In a city which has its fair share of tap rooms, a microbrewery is a welcome change. “Space is always a constraint. It’s easier to keep an industrial facility in an area outside the city and then have your front-end space free for a bar. I like the idea of being nestled within the brewery as you are using it as art as well," says Kotak. The wrought iron grills separating the brewery from the bar are embellished with beer-related motifs like ears of barley, wheat and hops. A negroni in a squat Old Fashioned glass with a hand-carved ice sphere and a popping swirl of orange peel is at home atop the delicate mosaic countertop. It is this focus on detail that runs through the minimalist design of the space which is imbued with an understated glamour that channels 1950s Mumbai in all its jazz and art deco glory. The bar sprawls over 4,000 sq. ft and has a dedicated space which will be used for art shows, workshops and screenings as well as food pop-ups. The first event planned, timed to coincide with the bar’s opening, is a retrospective of the late Krishna Reddy’s paintings.

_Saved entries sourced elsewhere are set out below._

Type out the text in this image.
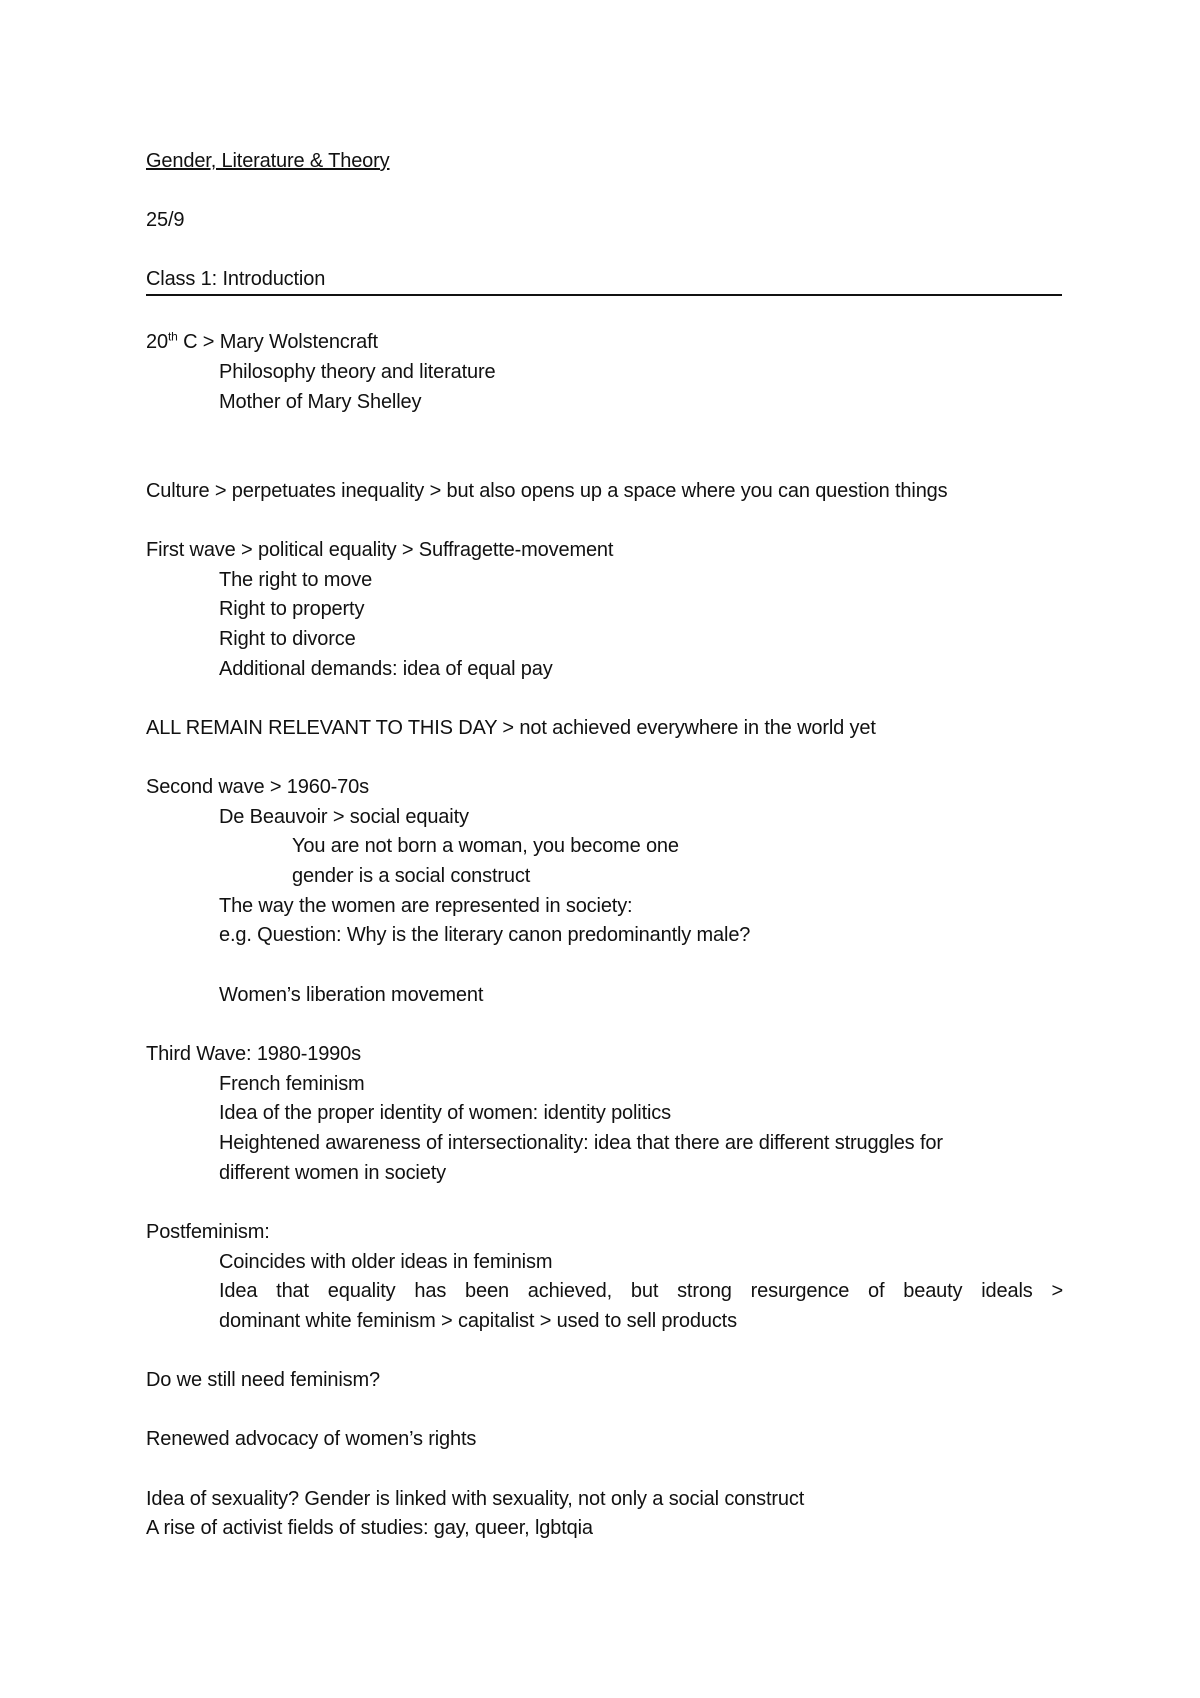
Gender, Literature & Theory
25/9
Class 1: Introduction
20th C > Mary Wolstencraft
Philosophy theory and literature
Mother of Mary Shelley
Culture > perpetuates inequality > but also opens up a space where you can question things
First wave > political equality > Suffragette-movement
The right to move
Right to property
Right to divorce
Additional demands: idea of equal pay
ALL REMAIN RELEVANT TO THIS DAY > not achieved everywhere in the world yet
Second wave > 1960-70s
De Beauvoir > social equaity
You are not born a woman, you become one
gender is a social construct
The way the women are represented in society:
e.g. Question: Why is the literary canon predominantly male?
Women’s liberation movement
Third Wave: 1980-1990s
French feminism
Idea of the proper identity of women: identity politics
Heightened awareness of intersectionality: idea that there are different struggles for
different women in society
Postfeminism:
Coincides with older ideas in feminism
Idea that equality has been achieved, but strong resurgence of beauty ideals >
dominant white feminism > capitalist > used to sell products
Do we still need feminism?
Renewed advocacy of women’s rights
Idea of sexuality? Gender is linked with sexuality, not only a social construct
A rise of activist fields of studies: gay, queer, lgbtqia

Despite the various aromas of fresh beer percolating through the air, Kotak is clear that it is not a tap room. “We are a cocktail bar which happens to have nice beer made on premise," he says. The menu, which is still in the trial phase, will be tightly curated with six freshly brewed beers on tap, 10 house cocktails and a longer “shadow" list that will include classics and customized offerings. Rohan Jelkie of Bar Back Collective, Delhi-based beverage consultants, has helped craft cocktails comprising the various elements that go into beer brewing. There is also a plan to offer two cocktails on tap, one of which will be a G&T. In a departure from many cocktail-forward establishments, Thirsty City’s tasting menus are designed around beers and cocktails and the food is added as recommended pairings. All of this aims to carve a niche for the bar and set it apart from the competition. While Vir Kotak believes that F&B spaces afford greater opportunities for creative disruption, one can only wait and see whether his experiment succeeds in this crowded party hub.

Thirsty City 127 will open to the public in the third week of October.